Sembra tuttavia che la drammatica situazione dei conti pubblici italiani possa migliorare usufruendo per il 2018 di un maxi-sconto dello 0,5% (8,5 miliardi) grazie ai normali margini di tolleranza inseriti nelle regole europee. Resterebbero solo, si fa per dire, 10,2 miliardi da trovare ad ottobre. C’è però una speranza: potrebbe arrivare un altro bonus da 5 miliardi. Come mai tanta generosità in arrivo da Bruxelles? Il motivo riguarderebbe il fatto che per il 2018 una mezza dozzina di Paesi dell’eurozona, i quali dovrebbero risanare in modo robusto i propri conti, sarebbero orientati a chiedere una riforma delle regole della moneta unica, al fine di ottenere la riscrittura della cosiddetta “matrice” dimezzandone le implicazioni. Se ho ben capito (se mi sbaglio, semmai mi corriggerete…), per l’Italia si tratterebbe del dimezzamento della quota da colmare, portandola da 10,2 miliardi a 5,2 miliardi, con un bel sospiro di sollievo per il governo italiano in odore di procedure di infrazione.

Morale della favola: non sono solo gli Italiani gli spendaccioni di turno, hanno altri importanti compagni “di bevute e di scopate”. E allora mal comune, mezzo gaudio, o per meglio dire, deficit comune, mezzo pareggio.
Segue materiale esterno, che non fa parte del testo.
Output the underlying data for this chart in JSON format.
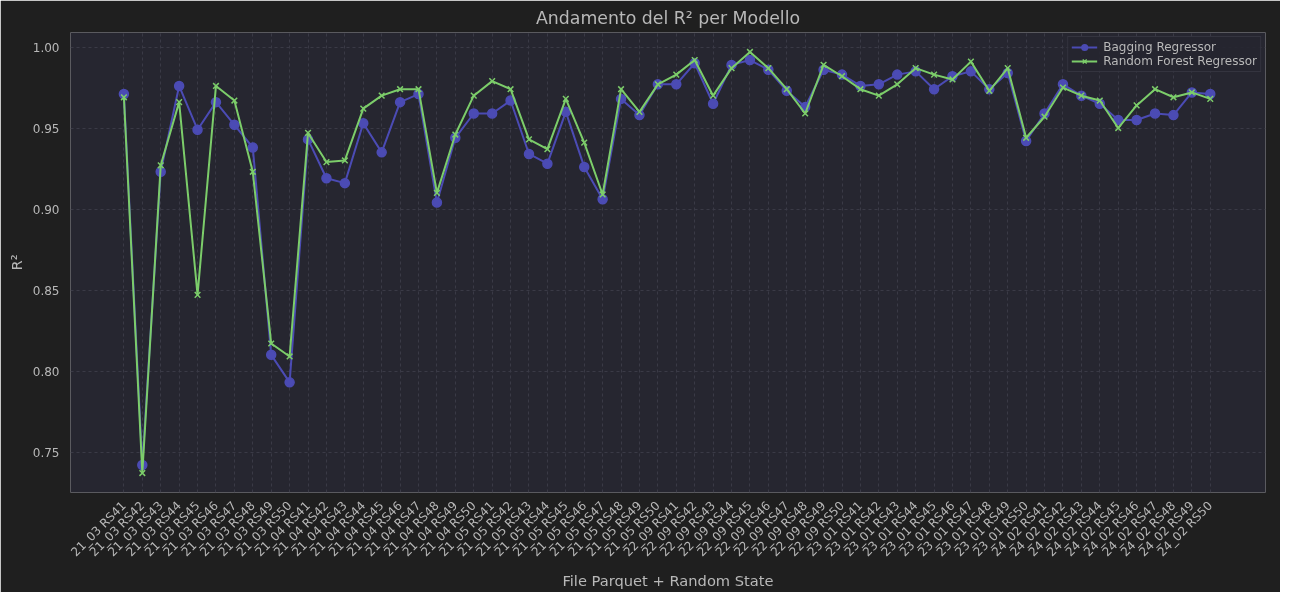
{
  "chart_data": {
    "type": "line",
    "title": "Andamento del R² per Modello",
    "xlabel": "File Parquet + Random State",
    "ylabel": "R²",
    "categories": [
      "21_03 RS41",
      "21_03 RS42",
      "21_03 RS43",
      "21_03 RS44",
      "21_03 RS45",
      "21_03 RS46",
      "21_03 RS47",
      "21_03 RS48",
      "21_03 RS49",
      "21_03 RS50",
      "21_04 RS41",
      "21_04 RS42",
      "21_04 RS43",
      "21_04 RS44",
      "21_04 RS45",
      "21_04 RS46",
      "21_04 RS47",
      "21_04 RS48",
      "21_04 RS49",
      "21_04 RS50",
      "21_05 RS41",
      "21_05 RS42",
      "21_05 RS43",
      "21_05 RS44",
      "21_05 RS45",
      "21_05 RS46",
      "21_05 RS47",
      "21_05 RS48",
      "21_05 RS49",
      "21_05 RS50",
      "22_09 RS41",
      "22_09 RS42",
      "22_09 RS43",
      "22_09 RS44",
      "22_09 RS45",
      "22_09 RS46",
      "22_09 RS47",
      "22_09 RS48",
      "22_09 RS49",
      "22_09 RS50",
      "23_01 RS41",
      "23_01 RS42",
      "23_01 RS43",
      "23_01 RS44",
      "23_01 RS45",
      "23_01 RS46",
      "23_01 RS47",
      "23_01 RS48",
      "23_01 RS49",
      "23_01 RS50",
      "24_02 RS41",
      "24_02 RS42",
      "24_02 RS43",
      "24_02 RS44",
      "24_02 RS45",
      "24_02 RS46",
      "24_02 RS47",
      "24_02 RS48",
      "24_02 RS49",
      "24_02 RS50"
    ],
    "series": [
      {
        "name": "Bagging Regressor",
        "color": "#4b4bb4",
        "marker": "circle",
        "values": [
          0.971,
          0.742,
          0.923,
          0.976,
          0.949,
          0.966,
          0.952,
          0.938,
          0.81,
          0.793,
          0.943,
          0.919,
          0.916,
          0.953,
          0.935,
          0.966,
          0.971,
          0.904,
          0.944,
          0.959,
          0.959,
          0.967,
          0.934,
          0.928,
          0.96,
          0.926,
          0.906,
          0.968,
          0.958,
          0.977,
          0.977,
          0.99,
          0.965,
          0.989,
          0.992,
          0.986,
          0.973,
          0.963,
          0.986,
          0.983,
          0.976,
          0.977,
          0.983,
          0.985,
          0.974,
          0.982,
          0.985,
          0.974,
          0.984,
          0.942,
          0.959,
          0.977,
          0.97,
          0.965,
          0.955,
          0.955,
          0.959,
          0.958,
          0.972,
          0.971
        ]
      },
      {
        "name": "Random Forest Regressor",
        "color": "#7ccd6a",
        "marker": "cross",
        "values": [
          0.969,
          0.737,
          0.927,
          0.966,
          0.847,
          0.976,
          0.967,
          0.923,
          0.817,
          0.809,
          0.947,
          0.929,
          0.93,
          0.962,
          0.97,
          0.974,
          0.974,
          0.91,
          0.946,
          0.97,
          0.979,
          0.974,
          0.943,
          0.937,
          0.968,
          0.941,
          0.909,
          0.974,
          0.96,
          0.977,
          0.983,
          0.992,
          0.97,
          0.987,
          0.997,
          0.987,
          0.974,
          0.959,
          0.989,
          0.982,
          0.974,
          0.97,
          0.977,
          0.987,
          0.983,
          0.98,
          0.991,
          0.973,
          0.987,
          0.944,
          0.957,
          0.975,
          0.97,
          0.967,
          0.95,
          0.964,
          0.974,
          0.969,
          0.972,
          0.968
        ]
      }
    ],
    "ylim": [
      0.725,
      1.009
    ],
    "yticks": [
      0.75,
      {
        "value": 0.8,
        "label": "0.80"
      },
      0.85,
      {
        "value": 0.9,
        "label": "0.90"
      },
      0.95,
      {
        "value": 1.0,
        "label": "1.00"
      }
    ],
    "grid": true,
    "legend": "top right"
  }
}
Forse sarà il caso che l’Europa rinunci a queste regole ad elastico, che oltretutto lasciano il forte dubbio di essere molto rigide per gli sfigati e molto morbide per i bulli. In quale categoria rientri l’Italia dipende molto dagli umori dei partner e dai momenti storici. L’Italia continua a chiedere flessibilità per il terremoto, per i migranti, per i giovani, per il risanamento ambientale e strutturale. Forse esagera. L’Europa risponde: abbiamo già dato. Poi arrivano i raccomandati di ferro e i cordoni della borsa tendono a riaprirsi. La scia aperta dai bulletti serve anche agli sfigati.

Mio padre ricordava spesso gli autentici salti mortali che era costretto a fare per entrare al teatro Regio, quando la povertà non gli consentiva il regolare biglietto e bisognava arrangiarsi per non privarsi della impagabile soddisfazione dell’opera lirica. Una sera davano un’opera diretta dal concittadino maestro Podestà. Si misero in due ad aspettarlo davanti all’entrata del palcoscenico, in largo anticipo sull’orario normale (gli artisti sono in teatro un’ora prima dello spettacolo), per chiedergli se avesse potuto farli entrare assieme a lui per poi sgattaiolare in sala e sistemarsi in qualche modo. Dopo aver capito che si trattava di veri appassionati che non avevano effettivamente la possibilità di pagare l’ingresso, acconsentì con la promessa che non sarebbero rimasti in palcoscenico, cosa assolutamente vietata, e avrebbero trovato una soluzione accettabile. Si accodarono al maestro e fecero per entrare, ma il controllore chiese: «Méstor, chi eni chi dú chi?». «Lasa pasär, jen con mi…». Fin qui tutto bene, ma altri capirono l’antifona e si intrufolarono. «Ànca chilù?» chiese l’inserviente. «Sì» rispose il maestro. E la storia si ripetè per altri. Ad un certo punto l’addetto alla portineria chiese spazientito: «Méstor…». Podestà non gli fece neanche finire la domanda e gli rispose senza possibilità di appello: «Mo sì, tùtti…». Conosceva la passione dei suoi concittadini e la loro povertà. Che stia succedendo un po’ così anche a Bruxelles?